Which of the following relations are odd?
I. y=2
II. `y=x`
III. `x^(2)+y^(2)=1`

To determine which of the given relations are odd, we need to check each relation against the definition of an odd function. A function \( f(x) \) is considered odd if it satisfies the condition: \[ f(-x) = -f(x) \] for all \( x \) in the domain of \( f \).

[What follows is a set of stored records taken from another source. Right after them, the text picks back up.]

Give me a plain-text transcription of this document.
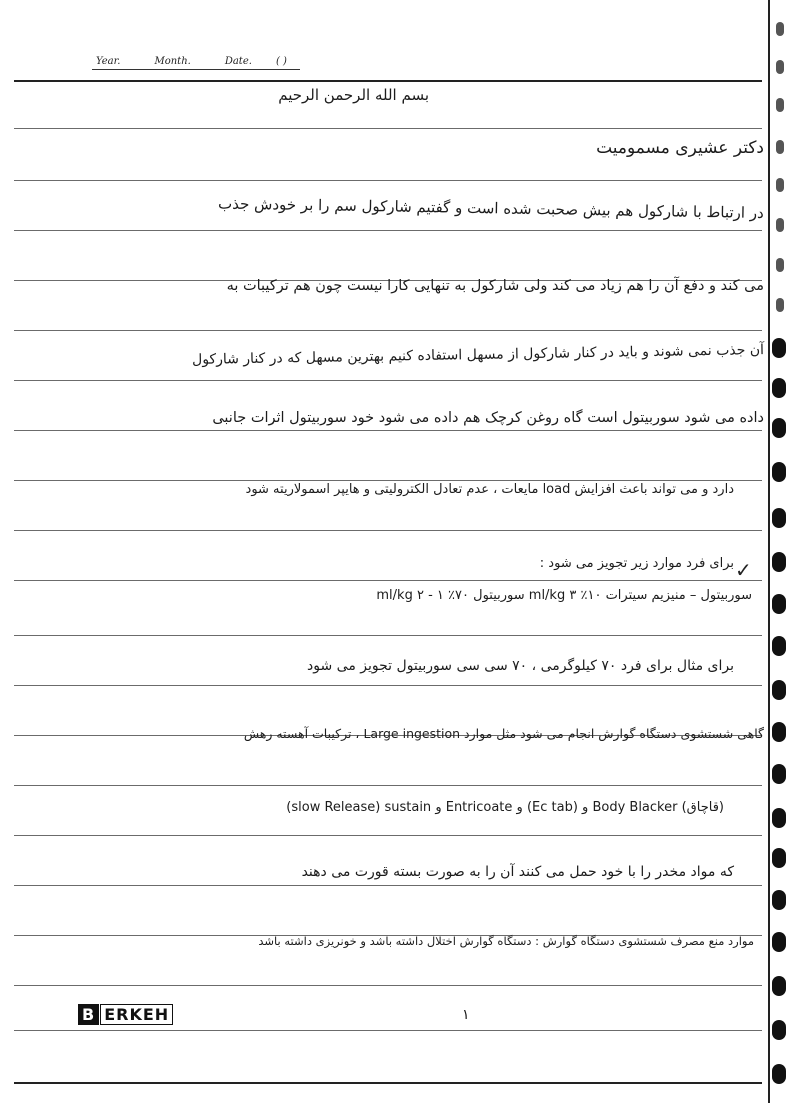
Year.	Month.	Date. ( )
بسم الله الرحمن الرحیم
دکتر عشیری مسمومیت
در ارتباط با شارکول هم بیش صحبت شده است و گفتیم شارکول سم را بر خودش جذب
می کند و دفع آن را هم زیاد می کند ولی شارکول به تنهایی کارا نیست چون هم ترکیبات به
آن جذب نمی شوند و باید در کنار شارکول از مسهل استفاده کنیم بهترین مسهل که در کنار شارکول
داده می شود سوربیتول است گاه روغن کرچک هم داده می شود خود سوربیتول اثرات جانبی
دارد و می تواند باعث افزایش load مایعات ، عدم تعادل الکترولیتی و هایپر اسمولاریته شود
برای فرد موارد زیر تجویز می شود :
سوربیتول – منیزیم سیترات ۱۰٪ ۳ ml/kg سوربیتول ۷۰٪ ۱ - ۲ ml/kg
برای مثال برای فرد ۷۰ کیلوگرمی ، ۷۰ سی سی سوربیتول تجویز می شود
گاهی شستشوی دستگاه گوارش انجام می شود مثل موارد Large ingestion ، ترکیبات آهسته رهش
(slow Release) sustain و Entricoate و (Ec tab) و Body Blacker (قاچاق)
که مواد مخدر را با خود حمل می کنند آن را به صورت بسته قورت می دهند
موارد منع مصرف شستشوی دستگاه گوارش : دستگاه گوارش اختلال داشته باشد و خونریزی داشته باشد
✓
B ERKEH	۱
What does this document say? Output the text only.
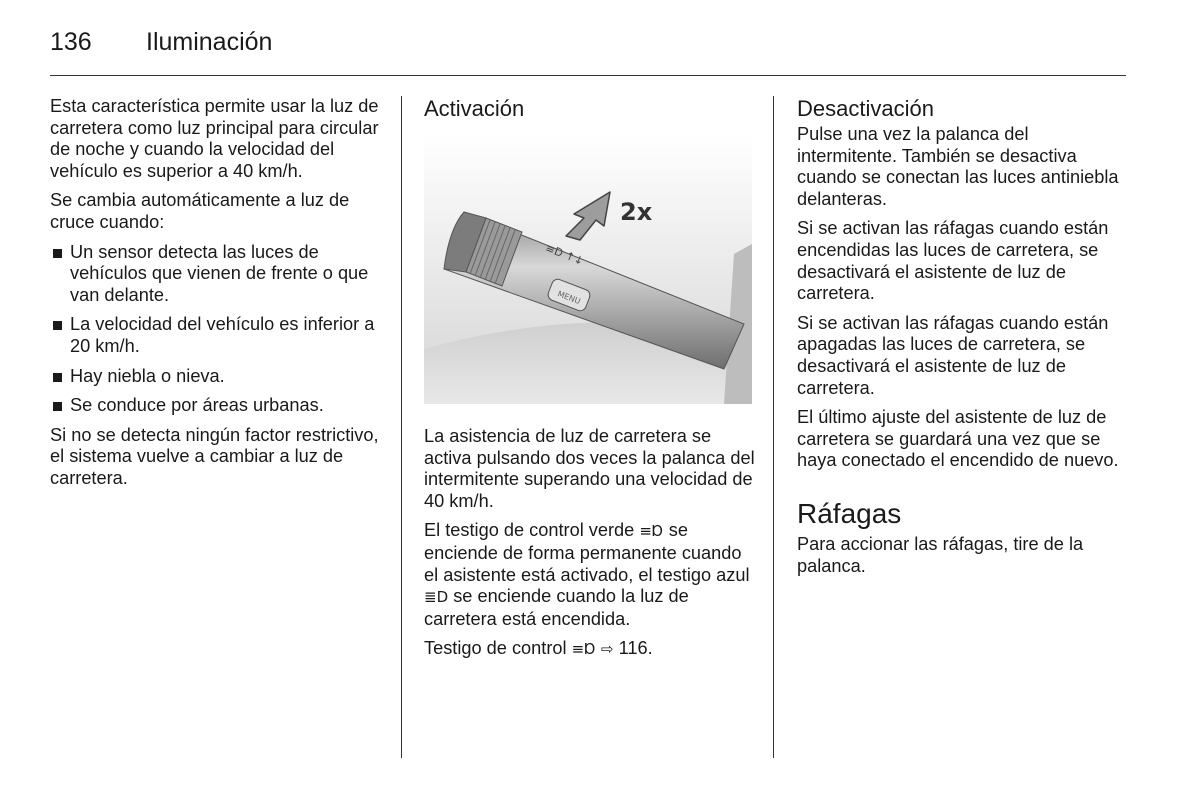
136	Iluminación

Esta característica permite usar la luz de carretera como luz principal para circular de noche y cuando la velocidad del vehículo es superior a 40 km/h.

Se cambia automáticamente a luz de cruce cuando:

Un sensor detecta las luces de vehículos que vienen de frente o que van delante.
La velocidad del vehículo es inferior a 20 km/h.
Hay niebla o nieva.
Se conduce por áreas urbanas.

Si no se detecta ningún factor restrictivo, el sistema vuelve a cambiar a luz de carretera.

Activación
MENU
≡D ↑↓
2x

La asistencia de luz de carretera se activa pulsando dos veces la palanca del intermitente superando una velocidad de 40 km/h.

El testigo de control verde ≡Ɒ se enciende de forma permanente cuando el asistente está activado, el testigo azul ≣D se enciende cuando la luz de carretera está encendida.

Testigo de control ≡Ɒ ⇨ 116.

Desactivación

Pulse una vez la palanca del intermitente. También se desactiva cuando se conectan las luces antiniebla delanteras.

Si se activan las ráfagas cuando están encendidas las luces de carretera, se desactivará el asistente de luz de carretera.

Si se activan las ráfagas cuando están apagadas las luces de carretera, se desactivará el asistente de luz de carretera.

El último ajuste del asistente de luz de carretera se guardará una vez que se haya conectado el encendido de nuevo.

Ráfagas

Para accionar las ráfagas, tire de la palanca.
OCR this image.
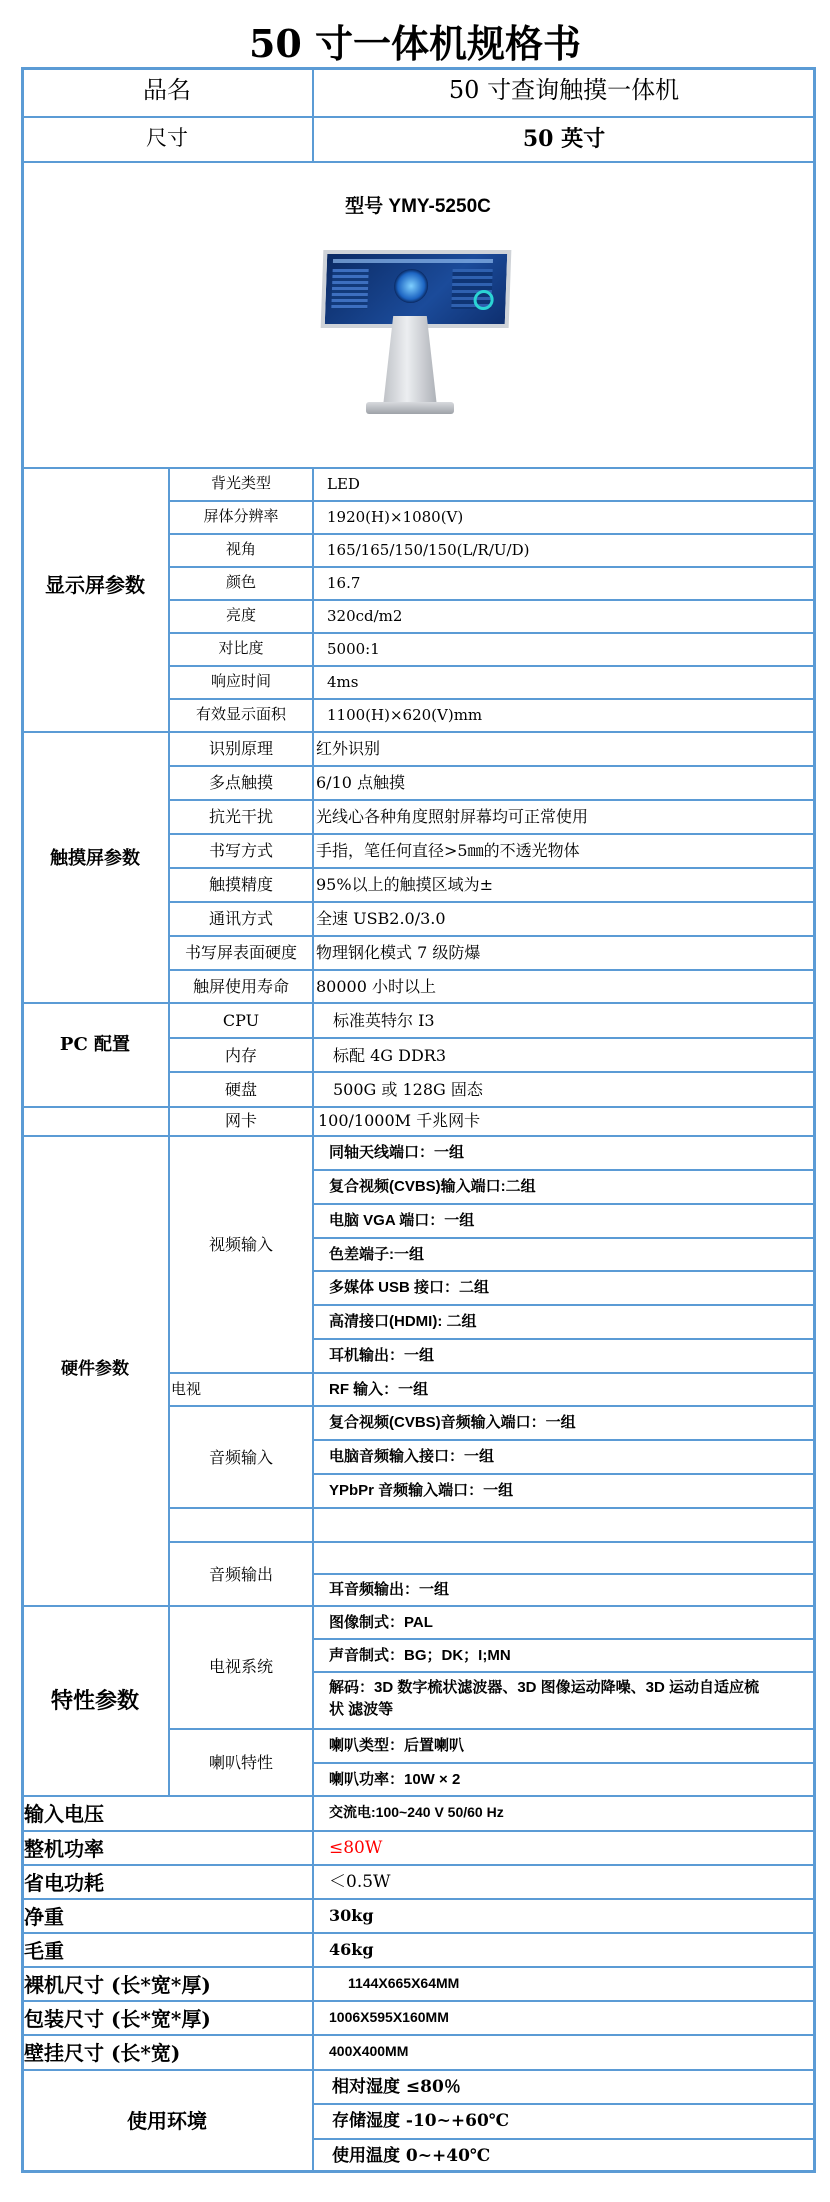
50 寸一体机规格书
品名	50 寸查询触摸一体机
尺寸	50 英寸
型号 YMY-5250C
显示屏参数
背光类型	LED
屏体分辨率	1920(H)×1080(V)
视角	165/165/150/150(L/R/U/D)
颜色	16.7
亮度	320cd/m2
对比度	5000:1
响应时间	4ms
有效显示面积	1100(H)×620(V)mm
触摸屏参数
识别原理	红外识别
多点触摸	6/10 点触摸
抗光干扰	光线心各种角度照射屏幕均可正常使用
书写方式	手指，笔任何直径>5㎜的不透光物体
触摸精度	95%以上的触摸区域为±
通讯方式	全速 USB2.0/3.0
书写屏表面硬度 物理钢化模式 7 级防爆
触屏使用寿命 80000 小时以上
PC 配置
CPU	标准英特尔 I3
内存	标配 4G DDR3
硬盘	500G 或 128G 固态
网卡	100/1000M 千兆网卡
硬件参数
视频输入
同轴天线端口：一组
复合视频(CVBS)输入端口:二组
电脑 VGA 端口：一组
色差端子:一组
多媒体 USB 接口：二组
高清接口(HDMI): 二组
耳机输出：一组
电视	RF 输入：一组
音频输入
复合视频(CVBS)音频输入端口：一组
电脑音频输入接口：一组
YPbPr 音频输入端口：一组
音频输出
耳音频输出：一组
特性参数
电视系统
图像制式：PAL
声音制式：BG；DK；I;MN
解码：3D 数字梳状滤波器、3D 图像运动降噪、3D 运动自适应梳
状 滤波等
喇叭特性
喇叭类型：后置喇叭
喇叭功率：10W × 2
输入电压	交流电:100~240 V 50/60 Hz
整机功率	≤80W
省电功耗	＜0.5W
净重	30kg
毛重	46kg
裸机尺寸 (长*宽*厚)	1144X665X64MM
包装尺寸 (长*宽*厚)	1006X595X160MM
壁挂尺寸 (长*宽)	400X400MM
使用环境
相对湿度 ≤80％
存储湿度 -10~+60℃
使用温度 0~+40℃
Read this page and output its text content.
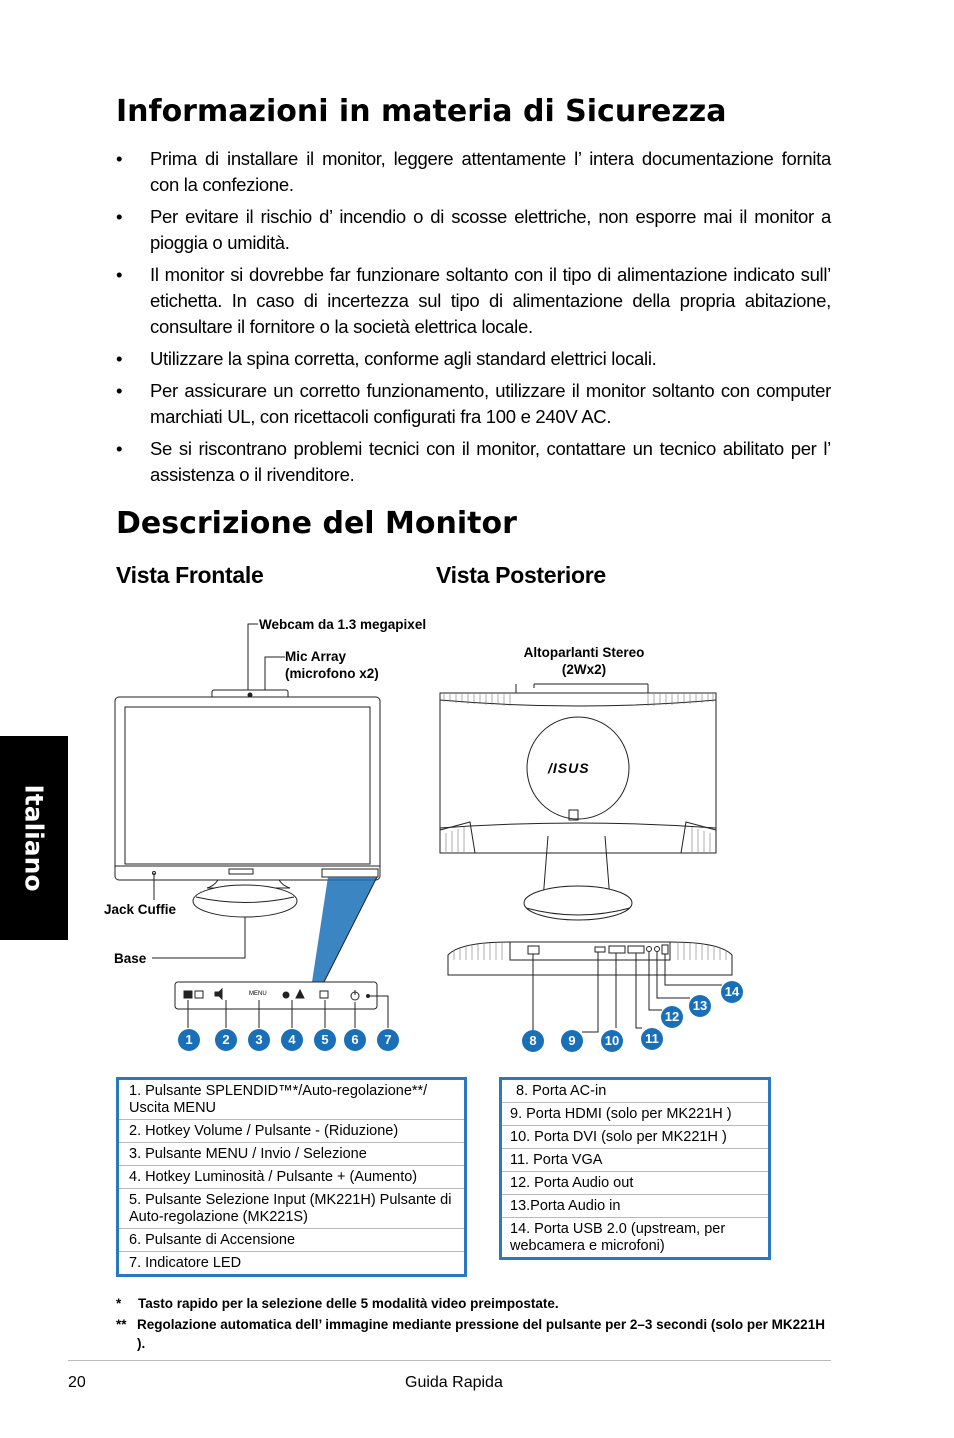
Informazioni in materia di Sicurezza
• Prima di installare il monitor, leggere attentamente l’ intera documentazione fornita con la confezione.
• Per evitare il rischio d’ incendio o di scosse elettriche, non esporre mai il monitor a pioggia o umidità.
• Il monitor si dovrebbe far funzionare soltanto con il tipo di alimentazione indicato sull’ etichetta. In caso di incertezza sul tipo di alimentazione della propria abitazione, consultare il fornitore o la società elettrica locale.
• Utilizzare la spina corretta, conforme agli standard elettrici locali.
• Per assicurare un corretto funzionamento, utilizzare il monitor soltanto con computer marchiati UL, con ricettacoli configurati fra 100 e 240V AC.
• Se si riscontrano problemi tecnici con il monitor, contattare un tecnico abilitato per l’ assistenza o il rivenditore.
Descrizione del Monitor
Vista Frontale	Vista Posteriore
Italiano
/ISUS
MENU
Webcam da 1.3 megapixel
Mic Array
(microfono x2)
Altoparlanti Stereo
(2Wx2)
Jack Cuffie
Base
1	2	3	4	5	6	7	8	9	10	11
12
13
14
1. Pulsante SPLENDID™*/Auto-regolazione**/ Uscita MENU
2. Hotkey Volume / Pulsante - (Riduzione)
3. Pulsante MENU / Invio / Selezione
4. Hotkey Luminosità / Pulsante + (Aumento)
5. Pulsante Selezione Input (MK221H) Pulsante di Auto-regolazione (MK221S)
6. Pulsante di Accensione
7. Indicatore LED
8. Porta AC-in
9. Porta HDMI (solo per MK221H )
10. Porta DVI (solo per MK221H )
11. Porta VGA
12. Porta Audio out
13.Porta Audio in
14. Porta USB 2.0 (upstream, per webcamera e microfoni)
* Tasto rapido per la selezione delle 5 modalità video preimpostate.
** Regolazione automatica dell’ immagine mediante pressione del pulsante per 2–3 secondi (solo per MK221H ).
20	Guida Rapida
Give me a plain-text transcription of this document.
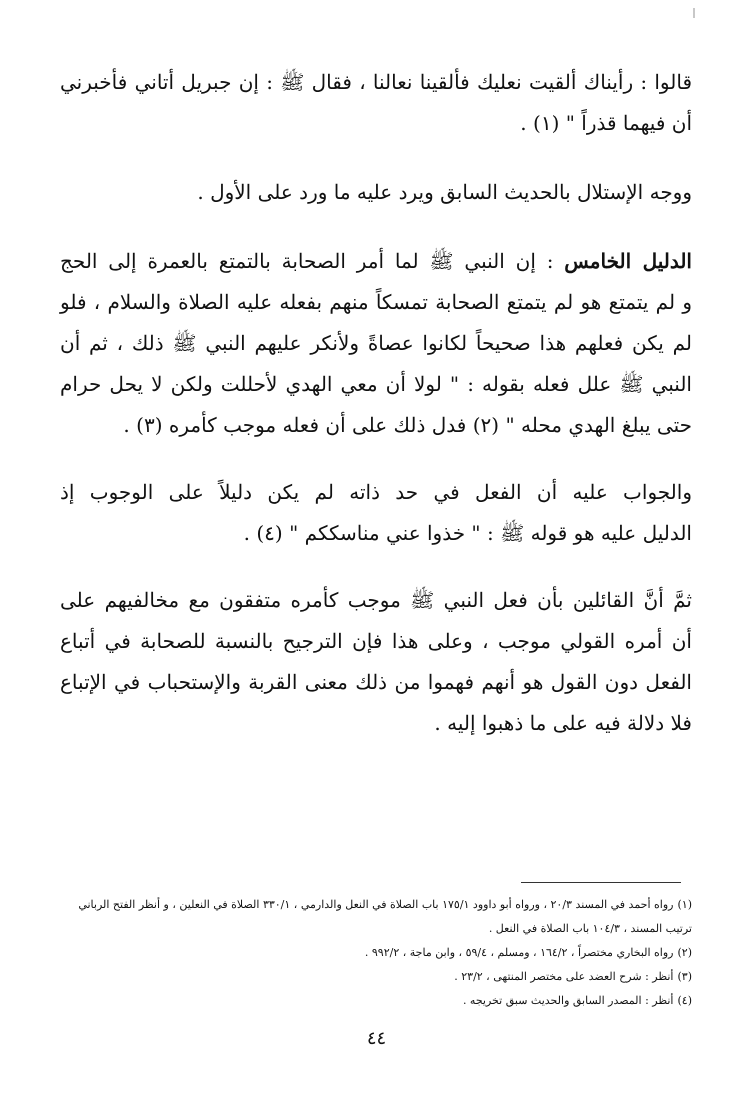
قالوا : رأيناك ألقيت نعليك فألقينا نعالنا ، فقال ﷺ : إن جبريل أتاني فأخبرني
أن فيهما قذراً " (١) .

ووجه الإستلال بالحديث السابق ويرد عليه ما ورد على الأول .

الدليل الخامس : إن النبي ﷺ لما أمر الصحابة بالتمتع بالعمرة إلى الحج
و لم يتمتع هو لم يتمتع الصحابة تمسكاً منهم بفعله عليه الصلاة والسلام ، فلو
لم يكن فعلهم هذا صحيحاً لكانوا عصاةً ولأنكر عليهم النبي ﷺ ذلك ، ثم أن
النبي ﷺ علل فعله بقوله : " لولا أن معي الهدي لأحللت ولكن لا يحل حرام
حتى يبلغ الهدي محله " (٢) فدل ذلك على أن فعله موجب كأمره (٣) .

والجواب عليه أن الفعل في حد ذاته لم يكن دليلاً على الوجوب إذ
الدليل عليه هو قوله ﷺ : " خذوا عني مناسككم " (٤) .

ثمَّ أنَّ القائلين بأن فعل النبي ﷺ موجب كأمره متفقون مع مخالفيهم على
أن أمره القولي موجب ، وعلى هذا فإن الترجيح بالنسبة للصحابة في أتباع
الفعل دون القول هو أنهم فهموا من ذلك معنى القربة والإستحباب في الإتباع
فلا دلالة فيه على ما ذهبوا إليه .

(١)رواه أحمد في المسند ٢٠/٣ ، ورواه أبو داوود ١٧٥/١ باب الصلاة في النعل والدارمي ، ٣٣٠/١ الصلاة في النعلين ، و أنظر الفتح الرباني
ترتيب المسند ، ١٠٤/٣ باب الصلاة في النعل .
(٢)رواه البخاري مختصراً ، ١٦٤/٢ ، ومسلم ، ٥٩/٤ ، وابن ماجة ، ٩٩٢/٢ .
(٣)أنظر : شرح العضد على مختصر المنتهى ، ٢٣/٢ .
(٤)أنظر : المصدر السابق والحديث سبق تخريجه .
٤٤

Let's analyze each of the given relations one by one. ### Step 1: Analyze the first relation \( y = 2 \) 1. **Replace \( y \) with \( f(x) \)**: \[ f(x) = 2 \] 2. **Calculate \( f(-x) \)**: \[ f(-x) = 2 \] 3. **Calculate \( -f(x) \)**: \[ -f(x) = -2 \] 4. **Check the odd function condition**: \[ f(-x) \neq -f(x) \quad \text{(since } 2 \neq -2\text{)} \] **Conclusion**: The first relation \( y = 2 \) is **not an odd function**. ### Step 2: Analyze the second relation \( y = x \) 1. **Replace \( y \) with \( f(x) \)**: \[ f(x) = x \] 2. **Calculate \( f(-x) \)**: \[ f(-x) = -x \] 3. **Calculate \( -f(x) \)**: \[ -f(x) = -x \] 4. **Check the odd function condition**: \[ f(-x) = -f(x) \quad \text{(since } -x = -x\text{)} \] **Conclusion**: The second relation \( y = x \) is an **odd function**. ### Step 3: Analyze the third relation \( x^2 + y^2 = 1 \) 1. **This is not a function but an equation of a circle**. To check if it is odd, we will replace \( x \) with \( -x \) and \( y \) with \( -y \). 2. **Replace \( x \) and \( y \)**: \[ (-x)^2 + (-y)^2 = 1 \] 3. **Simplify**: \[ x^2 + y^2 = 1 \] 4. **Check if the equation remains the same**: \[ x^2 + y^2 = 1 \quad \text{(is the same as the original equation)} \] **Conclusion**: The third relation \( x^2 + y^2 = 1 \) is **symmetric about the origin**, hence it is an **odd relation**. ### Final Conclusion - **First relation**: Not odd - **Second relation**: Odd - **Third relation**: Odd Thus, the odd relations are **II and III**. ### Summary of the Answer The odd relations are **II and III**.